Bridge Year will support 33 students in 2023-24, one more than the number of students last year, according to the program office. Six students each will join programs in Cambodia, Bolivia, and Senegal, with five students each in Costa Rica, Indonesia, and India.
Launched in 2009, Bridge Year has placed over 370 Princeton undergraduates in different countries. Locations have changed and expanded throughout the program’s history, according to Bridge Year administrators, and the pandemic stopped placements from 2020-22.
One of the biggest priorities for choosing program sites is the quality of local partners. “As we considered new potential partnerships, our expansion committee felt strongly that both Where There Be Dragons [in Cambodia] and Amigos de las Americas [in Costa Rica] could deliver deeply impactful opportunities for community-engaged learning for our students abroad,” John Luria, director of Bridge Year, wrote in an email. Both nonprofits work with students volunteering or taking gap years abroad.
Soree Kim ’28, an incoming student at Princeton and participant in the newest Cambodia program, said that she had never considered a gap year until Bridge Year announced an application deadline extension. Feeling burned out from the academic schedule of high school, Kim applied to Bridge Year at the last minute and told the interviewers that she wanted to be humbled by her experience abroad.
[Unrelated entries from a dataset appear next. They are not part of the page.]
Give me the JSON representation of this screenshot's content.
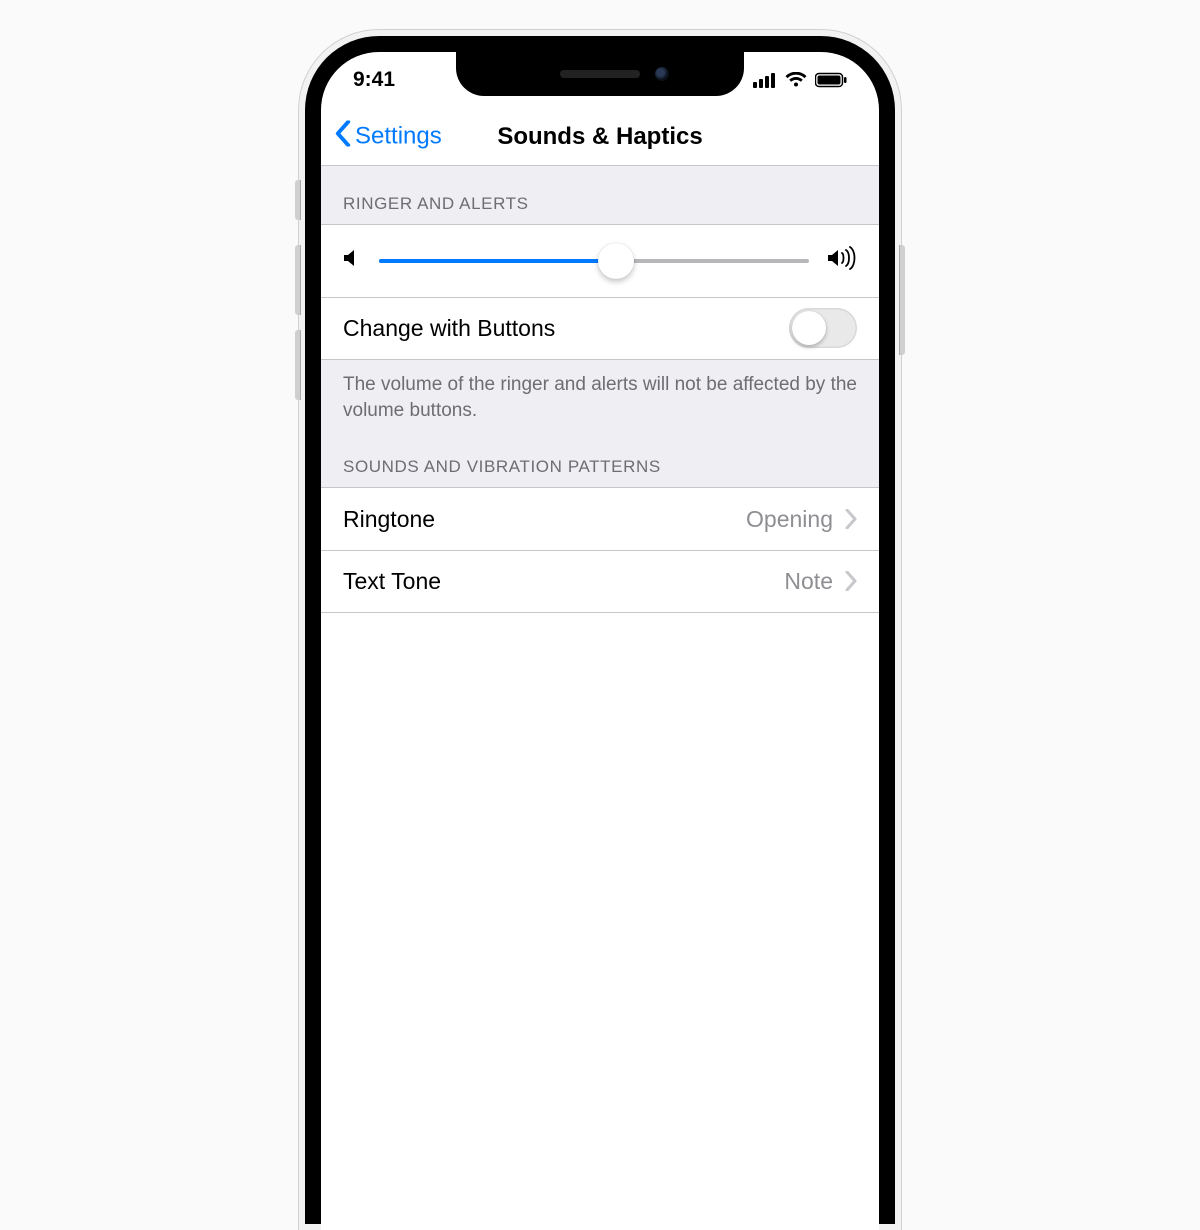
{
  "statusbar": {
    "time": "9:41"
  },
  "navbar": {
    "back_label": "Settings",
    "title": "Sounds & Haptics"
  },
  "sections": {
    "ringer": {
      "header": "RINGER AND ALERTS",
      "slider_percent": 55,
      "toggle_label": "Change with Buttons",
      "toggle_on": false,
      "footer": "The volume of the ringer and alerts will not be affected by the volume buttons."
    },
    "patterns": {
      "header": "SOUNDS AND VIBRATION PATTERNS",
      "rows": [
        {
          "label": "Ringtone",
          "value": "Opening"
        },
        {
          "label": "Text Tone",
          "value": "Note"
        }
      ]
    }
  }
}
“I am slightly worried about accidentally eating the wrong thing and becoming very sick, but I do understand that that is part of the process,” Kim wrote in a message to PAW. “It is an honest fear of mine to make a mistake or say something culturally inappropriate and be seen as a dumb foreigner.”
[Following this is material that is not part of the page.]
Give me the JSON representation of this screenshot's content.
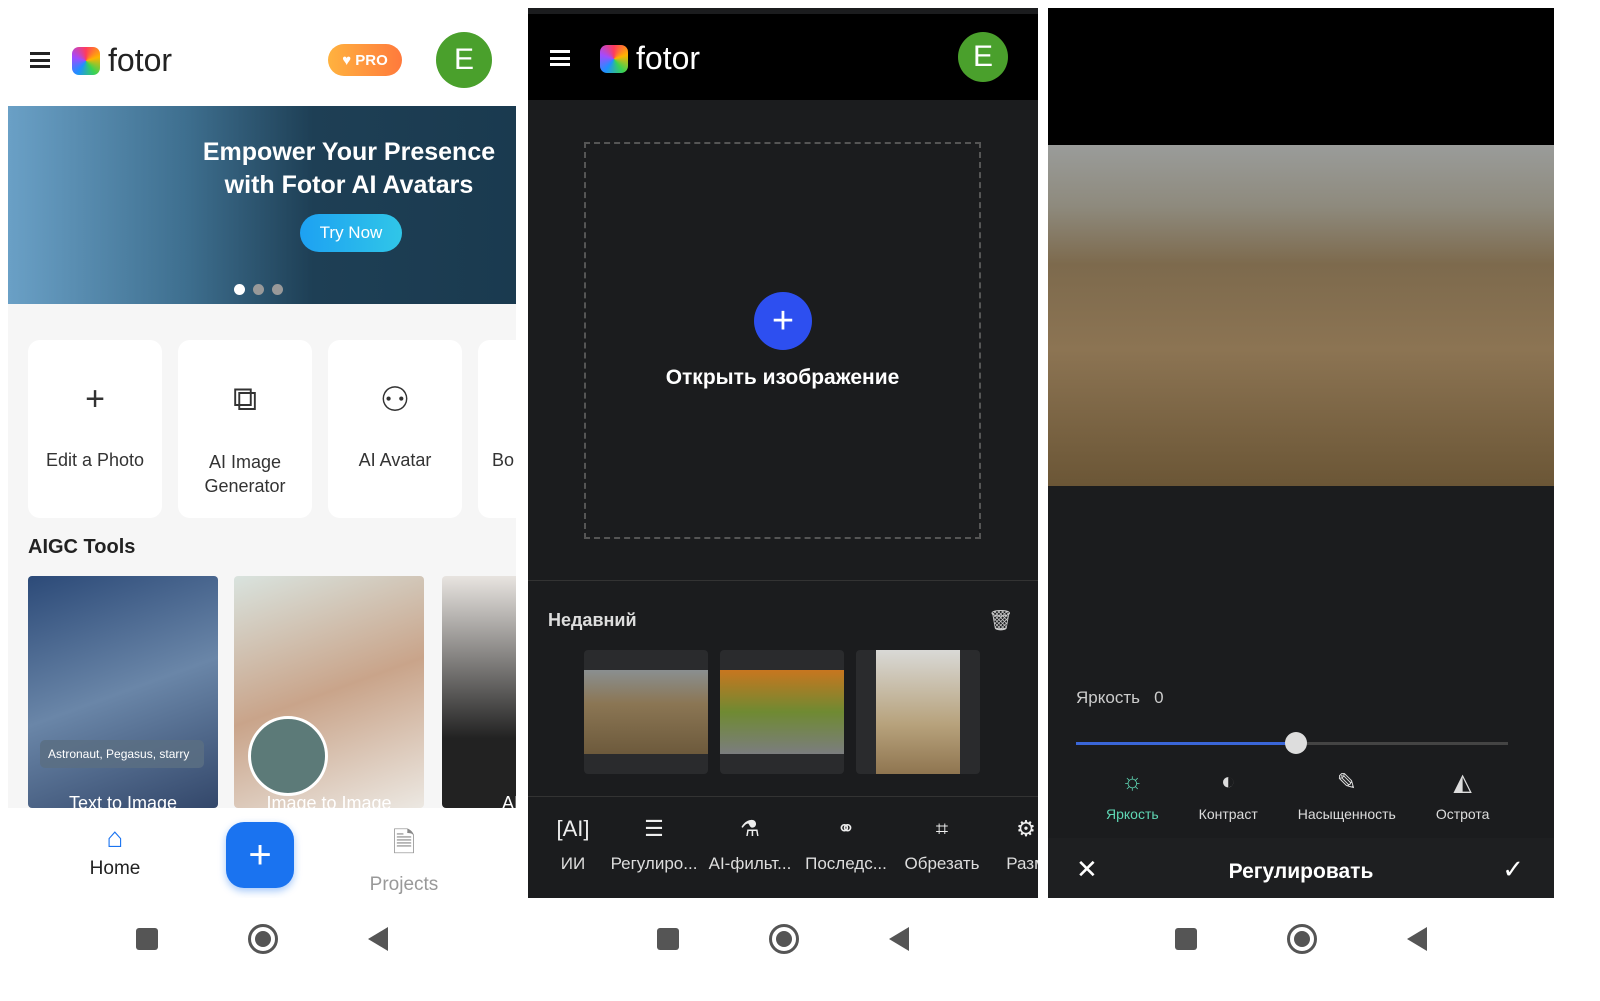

Along with her peers, Kim is trying to define service. Despite good intentions, the effects of volunteering can look different on the ground.
“Although I don’t want to hold strong expectations of what I want to be by the end of the nine months, I hope that I at least grow into a wiser and kinder person,” Kim wrote. “I pray I can be someone who lived through experiences that broaden the way I think and see the world.”
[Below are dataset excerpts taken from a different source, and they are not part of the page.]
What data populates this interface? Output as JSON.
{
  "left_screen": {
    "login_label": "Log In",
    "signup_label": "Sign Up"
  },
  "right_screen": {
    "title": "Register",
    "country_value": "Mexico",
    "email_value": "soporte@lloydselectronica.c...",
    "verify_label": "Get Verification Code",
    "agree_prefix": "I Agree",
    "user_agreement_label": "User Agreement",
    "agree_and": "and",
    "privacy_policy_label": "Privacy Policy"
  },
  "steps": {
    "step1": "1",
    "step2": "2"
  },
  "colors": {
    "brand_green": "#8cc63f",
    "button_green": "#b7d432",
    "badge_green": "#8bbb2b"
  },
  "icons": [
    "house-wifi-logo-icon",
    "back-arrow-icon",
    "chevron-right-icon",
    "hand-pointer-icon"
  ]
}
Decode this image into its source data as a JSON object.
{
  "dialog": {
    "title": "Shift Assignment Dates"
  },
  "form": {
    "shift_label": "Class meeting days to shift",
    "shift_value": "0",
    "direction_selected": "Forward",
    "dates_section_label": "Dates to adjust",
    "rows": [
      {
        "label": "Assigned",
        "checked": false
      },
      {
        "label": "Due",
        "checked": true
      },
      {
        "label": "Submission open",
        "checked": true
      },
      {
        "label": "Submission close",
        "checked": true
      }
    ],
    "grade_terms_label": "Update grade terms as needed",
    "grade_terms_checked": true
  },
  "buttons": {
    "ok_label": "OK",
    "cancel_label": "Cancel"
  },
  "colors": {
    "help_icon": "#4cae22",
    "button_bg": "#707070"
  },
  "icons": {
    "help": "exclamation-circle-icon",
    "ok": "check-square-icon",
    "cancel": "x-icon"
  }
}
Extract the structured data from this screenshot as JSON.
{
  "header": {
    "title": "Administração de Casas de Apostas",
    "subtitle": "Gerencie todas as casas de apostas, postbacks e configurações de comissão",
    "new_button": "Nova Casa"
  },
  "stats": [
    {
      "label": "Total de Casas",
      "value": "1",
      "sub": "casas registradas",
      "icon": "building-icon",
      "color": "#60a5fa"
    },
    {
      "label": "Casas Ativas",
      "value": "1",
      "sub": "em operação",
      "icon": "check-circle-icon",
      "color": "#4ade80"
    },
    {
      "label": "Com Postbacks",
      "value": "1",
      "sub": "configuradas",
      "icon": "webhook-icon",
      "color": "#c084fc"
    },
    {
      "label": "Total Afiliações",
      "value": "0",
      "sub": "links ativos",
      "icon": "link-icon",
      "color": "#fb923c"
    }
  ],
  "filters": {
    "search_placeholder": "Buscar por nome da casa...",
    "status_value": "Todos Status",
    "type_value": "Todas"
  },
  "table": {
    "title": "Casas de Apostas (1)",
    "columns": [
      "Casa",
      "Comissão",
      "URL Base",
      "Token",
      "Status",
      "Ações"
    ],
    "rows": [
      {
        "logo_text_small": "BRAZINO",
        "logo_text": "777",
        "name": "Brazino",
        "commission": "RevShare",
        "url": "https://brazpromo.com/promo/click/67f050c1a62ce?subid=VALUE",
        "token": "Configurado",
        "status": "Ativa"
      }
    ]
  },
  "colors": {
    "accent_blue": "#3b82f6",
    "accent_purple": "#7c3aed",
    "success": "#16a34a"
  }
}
Bridge Year can also influence the way students approach their Princeton years, according to Svetlana Johnson ’24, who was born in the West Indies but grew up in South Florida. She spent time in China and Taiwan during the pandemic-shortened 2019-20 Bridge Year.
The experience reminded her of “the ways that language can open up worlds for you,” she said. While she ultimately decided to major in economics, she tacked on a certificate program in Chinese language and culture.
“I wanted a major that would allow me to make an impact on the Caribbean, which is such a big region to me,” Johnson said. “Going to China reminded me to think even more international.”